Exclusif. Entretien avec le Pr Noam Chomsky. Partie 4


 La crise financière : Les banques contrôlent les gouvernements et l’argent des contribuables (+ Audio)

Dans un entretien téléphonique qui a duré 40 minutes, Noam Chomsky nous a livré ses analyses sur les révoltes populaires en Tunisie, en Égypte et dans d’autres pays et l’embarras des États-Unis, d’Israël et de l’Europe qui craignent de voir des régimes “amis” tomber et remplacés par des démocraties libres.
Nous avons également abordé avec lui plusieurs autres points : la situation en Algérie, le positionnement militaire américain dans la région du sahel, la nature de l’AQMI, etc.
Il a aussi été question dans l’entretien, des dernières révélations de wikileaks, de la politique d’Obama au Moyen-Orient, du cas iranien, de la politique israélienne, des attentats du 11 septembre,…

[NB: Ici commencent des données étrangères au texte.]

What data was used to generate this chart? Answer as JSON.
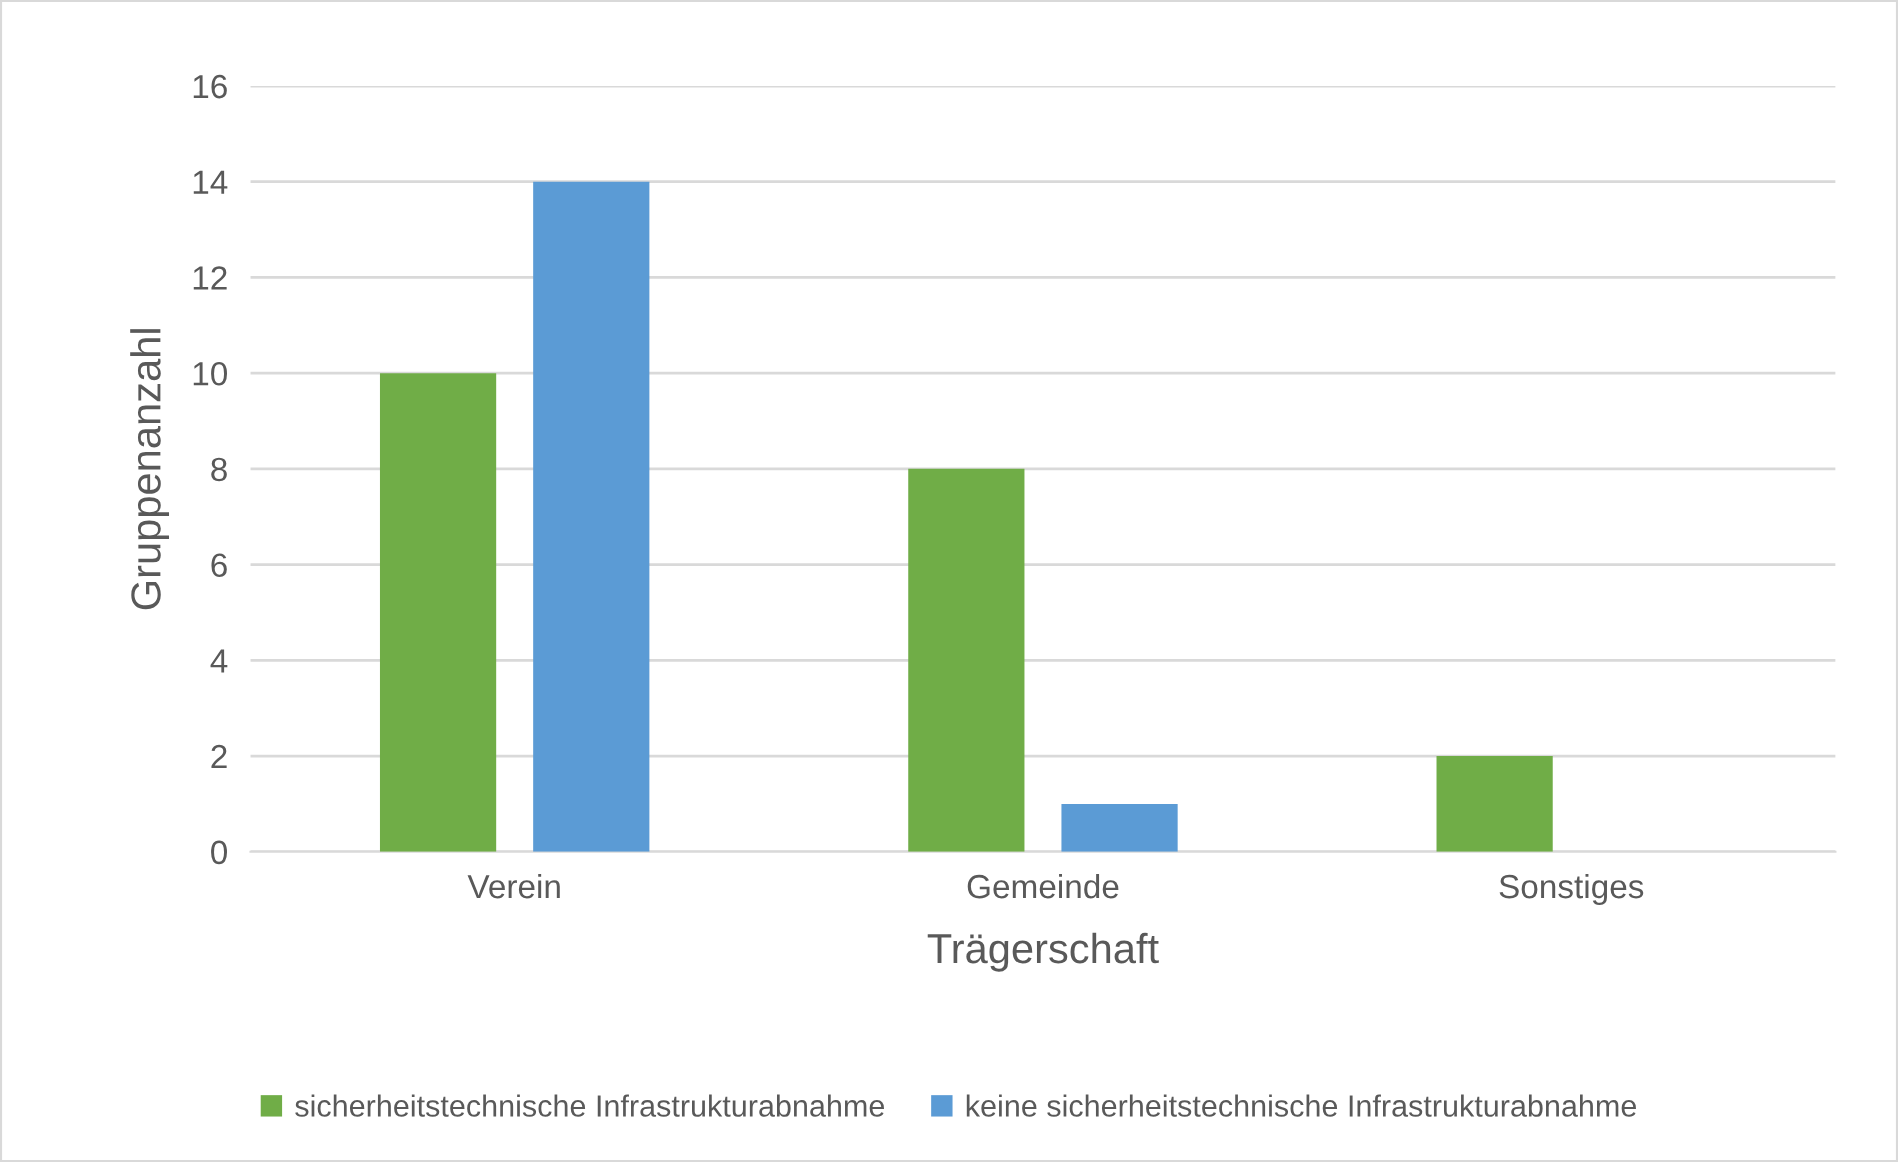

Algerie-Focus.com : Quelle est votre analyse de la crise financière actuelle. Quelles conséquences pourrait-elle avoir sur le monde, devons-nous nous attendre à des conflits armés comme ce fut le cas à l’issue du crash financier de 1929 qui a abouti à la deuxième guerre mondiale ?
Noam Chomsky : Avant tout je ne pense pas qu’il y ait de chance que quelque chose comme la seconde guerre mondiale soit envisageable. Il y a un super pouvoir avec une force militaire écrasante et pas de concurrent. La crise financière est réelle, les sources en sont bien comprises et on peut les retracer jusqu’au changement économique qui a eu lieu en Amérique et en Grande-Bretagne dans les années 70. A ce moment là les institutions financières – je parle des Etats-Unis mais la situation était similaire ailleurs – étaient régulées par les règles du New Deal. Il n’y avait pas eu de crise financière pendant les années précédentes, qui furent les années qui ont connues la plus importante croissance économique dans l’histoire Américaine. Dans les années 50, 60 et 70 pas de crise !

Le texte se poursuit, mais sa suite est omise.